Pays relativement petit à l’échelle de la zone avec 30 millions d’habitants, la Malaisie en constitue la troisième économie (PIB de 327 Mds USD, 13 % du PIB total de l’ASEAN) et le troisième pays le plus développé après Singapour et Brunei (avec un PIB / habitant de 11 062 USD). Son économie est dans l’ensemble diversifiée (base industrielle, agriculture, dynamisme du secteur des services- financiers notamment), même si elle repose encore largement sur les importantes ressources en hydrocarbures.

La Malaisie enregistre depuis la crise financière une croissance solide, portée par le dynamisme de la demande interne qui a fait contrepoids au ralentissement des exportations. Les analystes anticipent pour les années à venir une croissance dynamique, supérieure à 5 % par an.

L’économie malaisienne est fortement marquée par son intégration dans le commerce international, ce qui a eu pour effet de dégrader son solde du commerce extérieur. Si la balance courante demeure excédentaire, soutenue par les exportations de matières premières et notamment d’hydrocarbures, elle est passée de +17 % du PIB en 2008 à +5,9 % en 2014.

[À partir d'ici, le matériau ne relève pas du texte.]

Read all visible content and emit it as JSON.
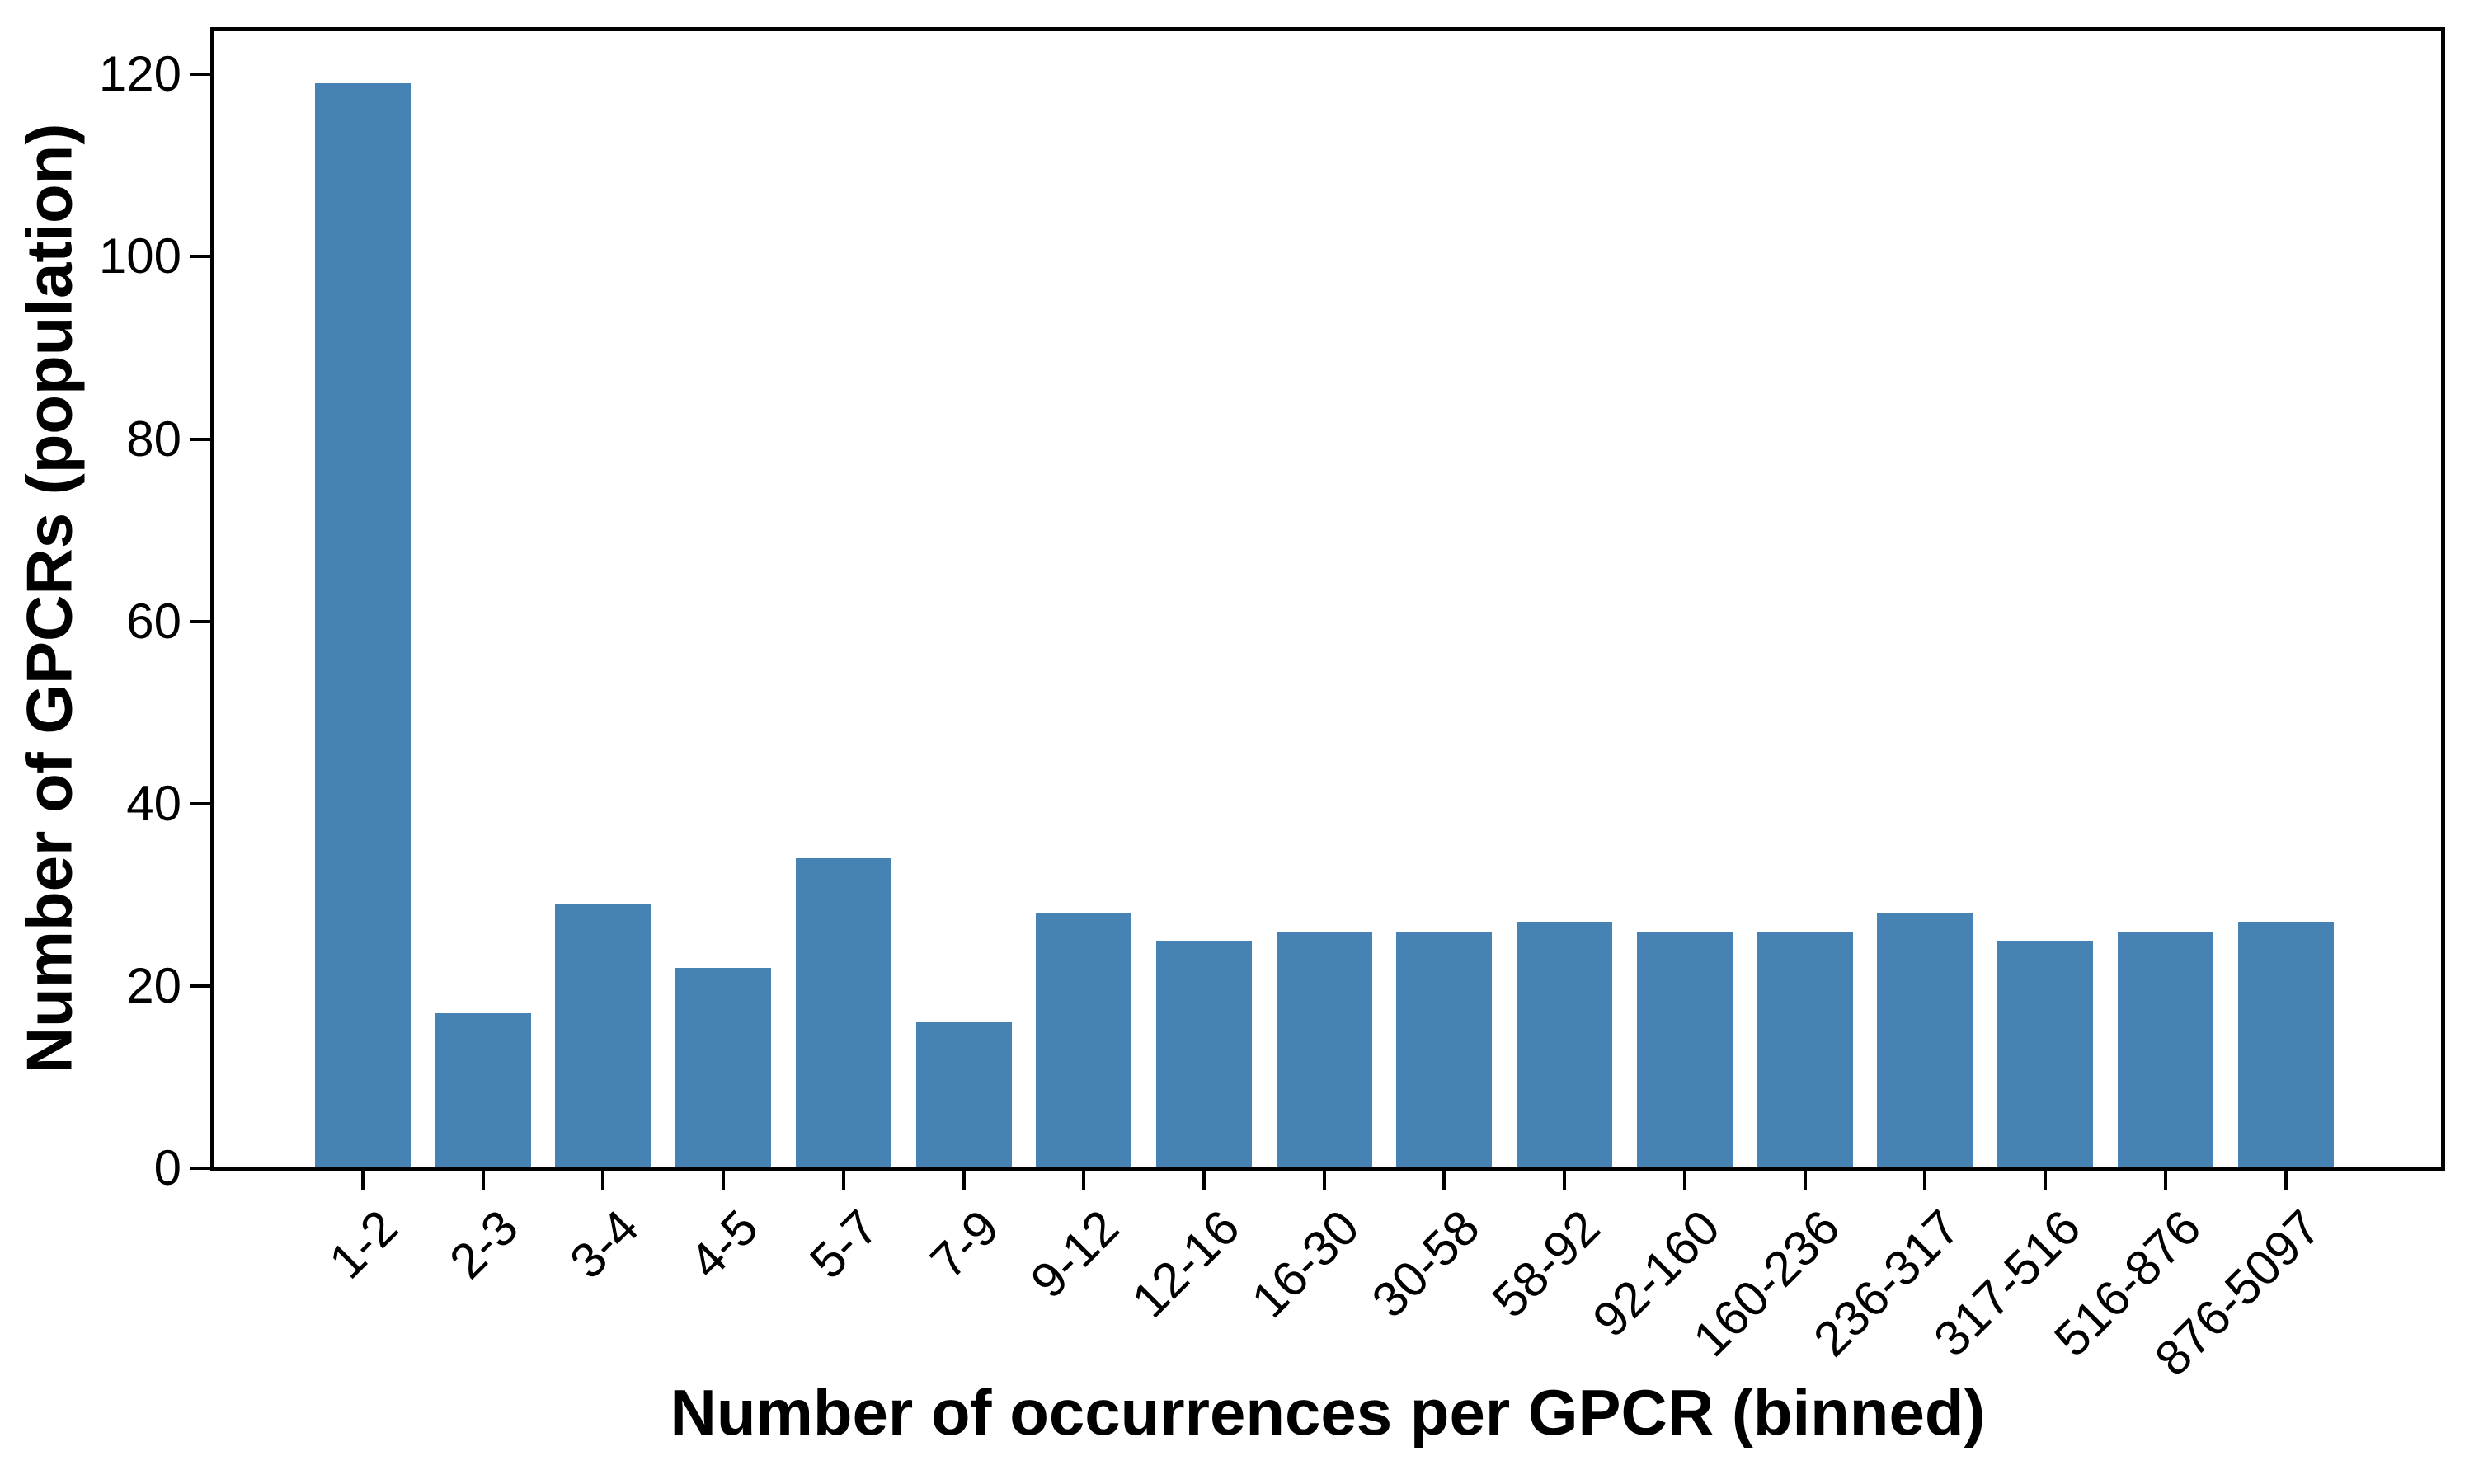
{
  "chart_data": {
    "type": "bar",
    "title": "",
    "xlabel": "Number of occurrences per GPCR (binned)",
    "ylabel": "Number of GPCRs (population)",
    "categories": [
      "1-2",
      "2-3",
      "3-4",
      "4-5",
      "5-7",
      "7-9",
      "9-12",
      "12-16",
      "16-30",
      "30-58",
      "58-92",
      "92-160",
      "160-236",
      "236-317",
      "317-516",
      "516-876",
      "876-5097"
    ],
    "values": [
      119,
      17,
      29,
      22,
      34,
      16,
      28,
      25,
      26,
      26,
      27,
      26,
      26,
      28,
      25,
      26,
      27
    ],
    "yticks": [
      0,
      20,
      40,
      60,
      80,
      100,
      120
    ],
    "ylim": [
      0,
      125
    ],
    "bar_color": "#4682b4",
    "grid": false,
    "legend_position": "none"
  }
}
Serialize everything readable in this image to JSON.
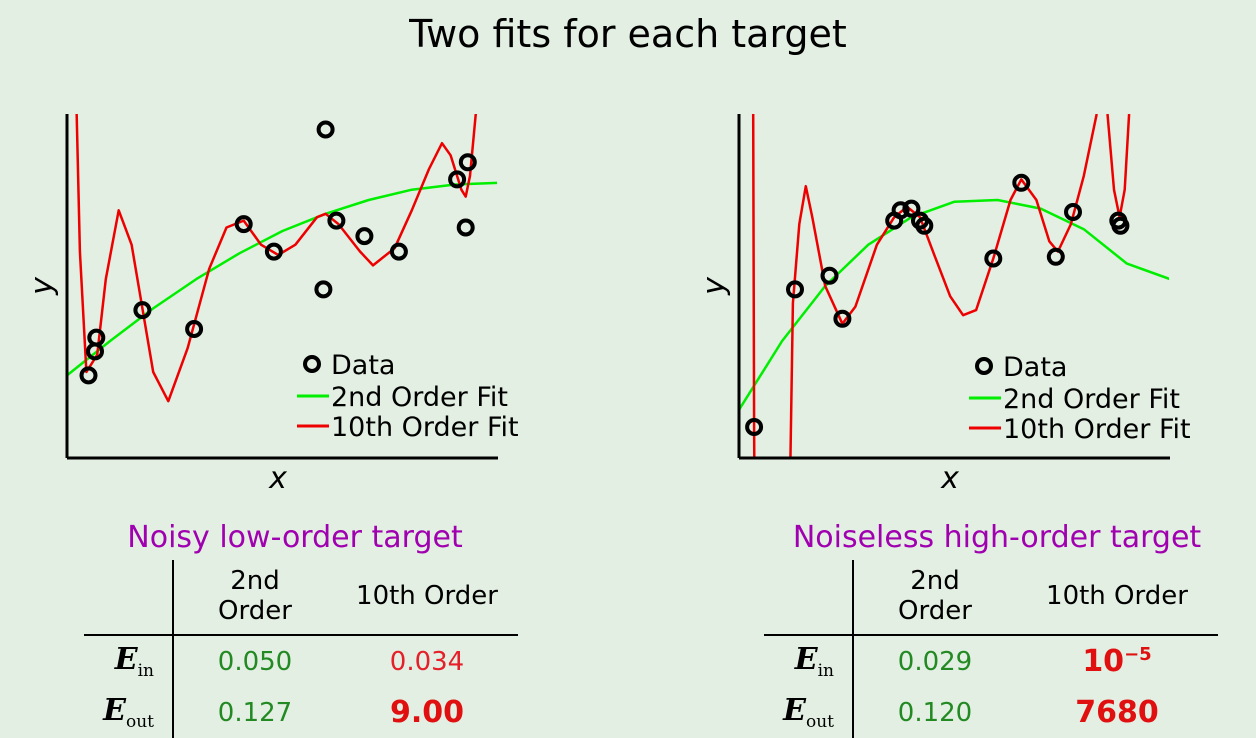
{
  "title": "Two fits for each target",
  "colors": {
    "background": "#e2efe2",
    "fit2": "#00ee00",
    "fit10": "#ee0000",
    "panel_title": "#a000b0",
    "good_value": "#238a23",
    "bad_value": "#e01010"
  },
  "chart_data": [
    {
      "type": "line",
      "title": "",
      "xlabel": "x",
      "ylabel": "y",
      "xlim": [
        0,
        1
      ],
      "ylim": [
        0,
        1
      ],
      "grid": false,
      "legend_placement": "bottom-right",
      "legend": [
        "Data",
        "2nd Order Fit",
        "10th Order Fit"
      ],
      "series": [
        {
          "name": "Data",
          "kind": "scatter",
          "points": [
            [
              0.05,
              0.24
            ],
            [
              0.065,
              0.31
            ],
            [
              0.068,
              0.35
            ],
            [
              0.175,
              0.43
            ],
            [
              0.295,
              0.375
            ],
            [
              0.41,
              0.68
            ],
            [
              0.48,
              0.6
            ],
            [
              0.595,
              0.49
            ],
            [
              0.6,
              0.955
            ],
            [
              0.625,
              0.69
            ],
            [
              0.69,
              0.645
            ],
            [
              0.77,
              0.6
            ],
            [
              0.905,
              0.81
            ],
            [
              0.925,
              0.67
            ],
            [
              0.93,
              0.86
            ]
          ]
        },
        {
          "name": "2nd Order Fit",
          "kind": "line",
          "points": [
            [
              0,
              0.24
            ],
            [
              0.1,
              0.34
            ],
            [
              0.2,
              0.435
            ],
            [
              0.3,
              0.52
            ],
            [
              0.4,
              0.595
            ],
            [
              0.5,
              0.66
            ],
            [
              0.6,
              0.71
            ],
            [
              0.7,
              0.75
            ],
            [
              0.8,
              0.78
            ],
            [
              0.9,
              0.795
            ],
            [
              1,
              0.8
            ]
          ]
        },
        {
          "name": "10th Order Fit",
          "kind": "line",
          "points": [
            [
              0.022,
              1.02
            ],
            [
              0.03,
              0.6
            ],
            [
              0.045,
              0.25
            ],
            [
              0.07,
              0.3
            ],
            [
              0.09,
              0.52
            ],
            [
              0.12,
              0.72
            ],
            [
              0.15,
              0.62
            ],
            [
              0.2,
              0.25
            ],
            [
              0.235,
              0.165
            ],
            [
              0.28,
              0.32
            ],
            [
              0.33,
              0.55
            ],
            [
              0.37,
              0.67
            ],
            [
              0.41,
              0.69
            ],
            [
              0.45,
              0.62
            ],
            [
              0.49,
              0.59
            ],
            [
              0.53,
              0.62
            ],
            [
              0.58,
              0.7
            ],
            [
              0.6,
              0.71
            ],
            [
              0.63,
              0.68
            ],
            [
              0.68,
              0.6
            ],
            [
              0.71,
              0.56
            ],
            [
              0.76,
              0.61
            ],
            [
              0.8,
              0.72
            ],
            [
              0.84,
              0.84
            ],
            [
              0.87,
              0.915
            ],
            [
              0.89,
              0.88
            ],
            [
              0.915,
              0.78
            ],
            [
              0.925,
              0.76
            ],
            [
              0.935,
              0.82
            ],
            [
              0.95,
              1.02
            ]
          ]
        }
      ]
    },
    {
      "type": "line",
      "title": "",
      "xlabel": "x",
      "ylabel": "y",
      "xlim": [
        0,
        1
      ],
      "ylim": [
        0,
        1
      ],
      "grid": false,
      "legend_placement": "bottom-right",
      "legend": [
        "Data",
        "2nd Order Fit",
        "10th Order Fit"
      ],
      "series": [
        {
          "name": "Data",
          "kind": "scatter",
          "points": [
            [
              0.035,
              0.09
            ],
            [
              0.13,
              0.49
            ],
            [
              0.21,
              0.53
            ],
            [
              0.24,
              0.405
            ],
            [
              0.36,
              0.69
            ],
            [
              0.375,
              0.72
            ],
            [
              0.4,
              0.725
            ],
            [
              0.42,
              0.69
            ],
            [
              0.43,
              0.675
            ],
            [
              0.59,
              0.58
            ],
            [
              0.655,
              0.8
            ],
            [
              0.735,
              0.585
            ],
            [
              0.775,
              0.715
            ],
            [
              0.88,
              0.69
            ],
            [
              0.885,
              0.675
            ]
          ]
        },
        {
          "name": "2nd Order Fit",
          "kind": "line",
          "points": [
            [
              0,
              0.14
            ],
            [
              0.1,
              0.34
            ],
            [
              0.2,
              0.5
            ],
            [
              0.3,
              0.62
            ],
            [
              0.4,
              0.7
            ],
            [
              0.5,
              0.745
            ],
            [
              0.6,
              0.75
            ],
            [
              0.7,
              0.725
            ],
            [
              0.8,
              0.665
            ],
            [
              0.9,
              0.565
            ],
            [
              1,
              0.52
            ]
          ]
        },
        {
          "name": "10th Order Fit",
          "kind": "line",
          "points": [
            [
              0.033,
              1.0
            ],
            [
              0.035,
              0.09
            ],
            [
              0.036,
              -0.1
            ],
            [
              0.118,
              -0.1
            ],
            [
              0.125,
              0.45
            ],
            [
              0.14,
              0.68
            ],
            [
              0.155,
              0.79
            ],
            [
              0.17,
              0.7
            ],
            [
              0.2,
              0.5
            ],
            [
              0.24,
              0.39
            ],
            [
              0.27,
              0.44
            ],
            [
              0.32,
              0.62
            ],
            [
              0.36,
              0.7
            ],
            [
              0.39,
              0.73
            ],
            [
              0.42,
              0.7
            ],
            [
              0.45,
              0.6
            ],
            [
              0.49,
              0.47
            ],
            [
              0.52,
              0.415
            ],
            [
              0.55,
              0.43
            ],
            [
              0.59,
              0.58
            ],
            [
              0.63,
              0.75
            ],
            [
              0.655,
              0.81
            ],
            [
              0.69,
              0.75
            ],
            [
              0.72,
              0.63
            ],
            [
              0.74,
              0.6
            ],
            [
              0.77,
              0.68
            ],
            [
              0.8,
              0.82
            ],
            [
              0.83,
              1.0
            ]
          ]
        },
        {
          "name": "10th Order Fit (right lobe)",
          "kind": "line",
          "points": [
            [
              0.855,
              1.0
            ],
            [
              0.87,
              0.78
            ],
            [
              0.883,
              0.7
            ],
            [
              0.895,
              0.78
            ],
            [
              0.905,
              1.0
            ]
          ]
        }
      ]
    }
  ],
  "panels": [
    {
      "name": "Noisy low-order target",
      "header": [
        "2nd Order",
        "10th Order"
      ],
      "rows": [
        {
          "label": "E",
          "sub": "in",
          "v2": "0.050",
          "v10": "0.034"
        },
        {
          "label": "E",
          "sub": "out",
          "v2": "0.127",
          "v10": "9.00"
        }
      ]
    },
    {
      "name": "Noiseless high-order target",
      "header": [
        "2nd Order",
        "10th Order"
      ],
      "rows": [
        {
          "label": "E",
          "sub": "in",
          "v2": "0.029",
          "v10": "10",
          "v10_exp": "−5"
        },
        {
          "label": "E",
          "sub": "out",
          "v2": "0.120",
          "v10": "7680"
        }
      ]
    }
  ]
}
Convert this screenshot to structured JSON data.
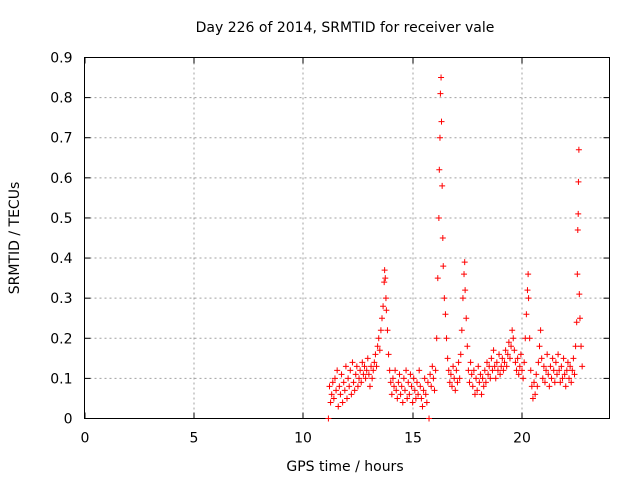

Le Premier ministre a lancé un ambitieux programme de réformes, le « New Economic Model », qui a été décliné dans le 10e plan et précisé dans le « programme de transformation économique » présenté en septembre 2010. Reposant sur la création de niches de croissance (National Key Economic Areas), ce dernier vise à doubler le revenu par habitant d’ici à 2020 pour le porter à 15 000 USD par tête, en passant à une économie de la connaissance, fondée sur les hautes technologies et les services. Le 10e plan quinquennal, novateur sur le plan du développement socio-économique, est entré en vigueur le 1er janvier 2011.

Plus d’analyses et de statistiques sur www.tresor.economie.gouv.fr/se/malaisie/

Politique extérieure

La politique étrangère de Najib Razak est fondée sur « l’ambition, le pragmatisme et l’action ». Le Premier ministre souhaite que son pays et l’ASEAN jouent un rôle plus actif sur les scènes régionale et internationale, par des gestes concrets et constructifs. C’est à ses yeux le meilleur moyen de poursuivre la "diplomatie économique" chère à la Malaisie.

Sur le plan régional, la Malaisie ne se démarque pas de ses partenaires de l’ASEAN dont elle est membre fondateur (soutien à l’évolution du régime birman ou maintien d’une approche régionale coordonnée face aux prétentions de Pékin en mer de Chine du sud) et pousse à la mise en place ou au renforcement des structures de coopération régionale, notamment en matière de sécurité : Asean Defence Ministers Meeting+ ou encore « Eyes in the Sky » pour la surveillance du détroit de Malacca.

La Malaisie est membre non permanent du Conseil de sécurité des Nations unies pour le biennium 2015-2016 et assure la présidence de l’ASEAN en 2015.